CAPTCHAs that ask you to select a series of images are even more effective because, to solve them, you have to be able to both identify objects within images and put words to those objects. When you see a bicycle, you know it's a bicycle, but a computer doesn't know how to associate that jumble of pixels with the text "bicycle." Argawal's game takes this to the extreme at one point by asking users to pick images of things that have a soul.

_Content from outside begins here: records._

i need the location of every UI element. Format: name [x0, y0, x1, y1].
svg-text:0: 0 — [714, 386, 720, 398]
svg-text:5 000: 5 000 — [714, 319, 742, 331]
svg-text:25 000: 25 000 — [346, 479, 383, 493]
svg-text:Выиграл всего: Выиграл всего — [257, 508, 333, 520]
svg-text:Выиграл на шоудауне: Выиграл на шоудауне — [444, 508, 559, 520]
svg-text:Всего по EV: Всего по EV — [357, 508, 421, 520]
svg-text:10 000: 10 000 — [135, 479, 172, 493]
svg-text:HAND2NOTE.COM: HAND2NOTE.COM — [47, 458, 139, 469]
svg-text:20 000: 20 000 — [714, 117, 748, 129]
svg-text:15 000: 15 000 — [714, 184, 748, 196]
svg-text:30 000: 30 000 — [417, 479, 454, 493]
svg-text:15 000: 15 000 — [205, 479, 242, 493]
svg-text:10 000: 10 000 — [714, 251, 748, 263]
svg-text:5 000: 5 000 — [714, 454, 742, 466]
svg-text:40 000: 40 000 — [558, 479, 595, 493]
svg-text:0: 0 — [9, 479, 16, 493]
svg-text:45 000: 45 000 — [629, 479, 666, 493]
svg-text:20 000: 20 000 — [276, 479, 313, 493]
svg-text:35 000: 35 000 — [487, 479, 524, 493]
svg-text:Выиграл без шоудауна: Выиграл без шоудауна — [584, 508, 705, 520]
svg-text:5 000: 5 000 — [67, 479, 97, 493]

These days, you'll often encounter CAPTCHAs that simply ask you to click a checkbox labeled "I'm Not a Robot," which inspired the title of Argawal's devious game as well as its first level. You might think this CAPTCHA seems too simple, but the checkbox isn't actually the point. What the CAPTCHA really does is check your mouse movements, the time you spend on the page, and other background information to determine whether your actions feel organic or preprogrammed.
CAPTCHAs have flaws
Within a few years of their invention, CAPTCHAs were all across the internet, helping to prevent malicious bots from manipulating and stealing important data. Of course, malicious people immediately set about trying to create AI that could solve CAPTCHA challenges, and soon, those distorted text challenges weren't enough. In 2014, researchers from Google reported that AI could solve distorted-text CAPTCHAs with a frightening 99.8% accuracy. This prompted Google to develop reCAPTCHA v2, which is the one with the "I'm not a robot" checkbox. Unfortunately, it's now been shown that ChatGPT can solve these CAPTCHAs as convincingly as a human.
As CAPTCHA gets more challenging, there are concerns about accessibility for people with visual impairments. Conditions like cataracts, glaucoma, and macular degeneration, which are especially common in seniors, make it challenging to discern contrast. When those people are faced with a set of blurry, warped letters to decipher, it can be incredibly discouraging. There are auditory CAPTCHA alternatives, but they are highly flawed, being both easy to hack and difficult for users to solve due to background noise. A study conducted on a group of blind people in 2009 showed only a 45% success rate for audio CAPTCHAs, with some users needing more than a minute to solve them. Balancing accessibility for human users and inaccessibility to bots is a challenging but essential priority, lest we find ourselves in a world like "I'm Not a Robot," forced to assemble virtual IKEA furniture just to check our emails.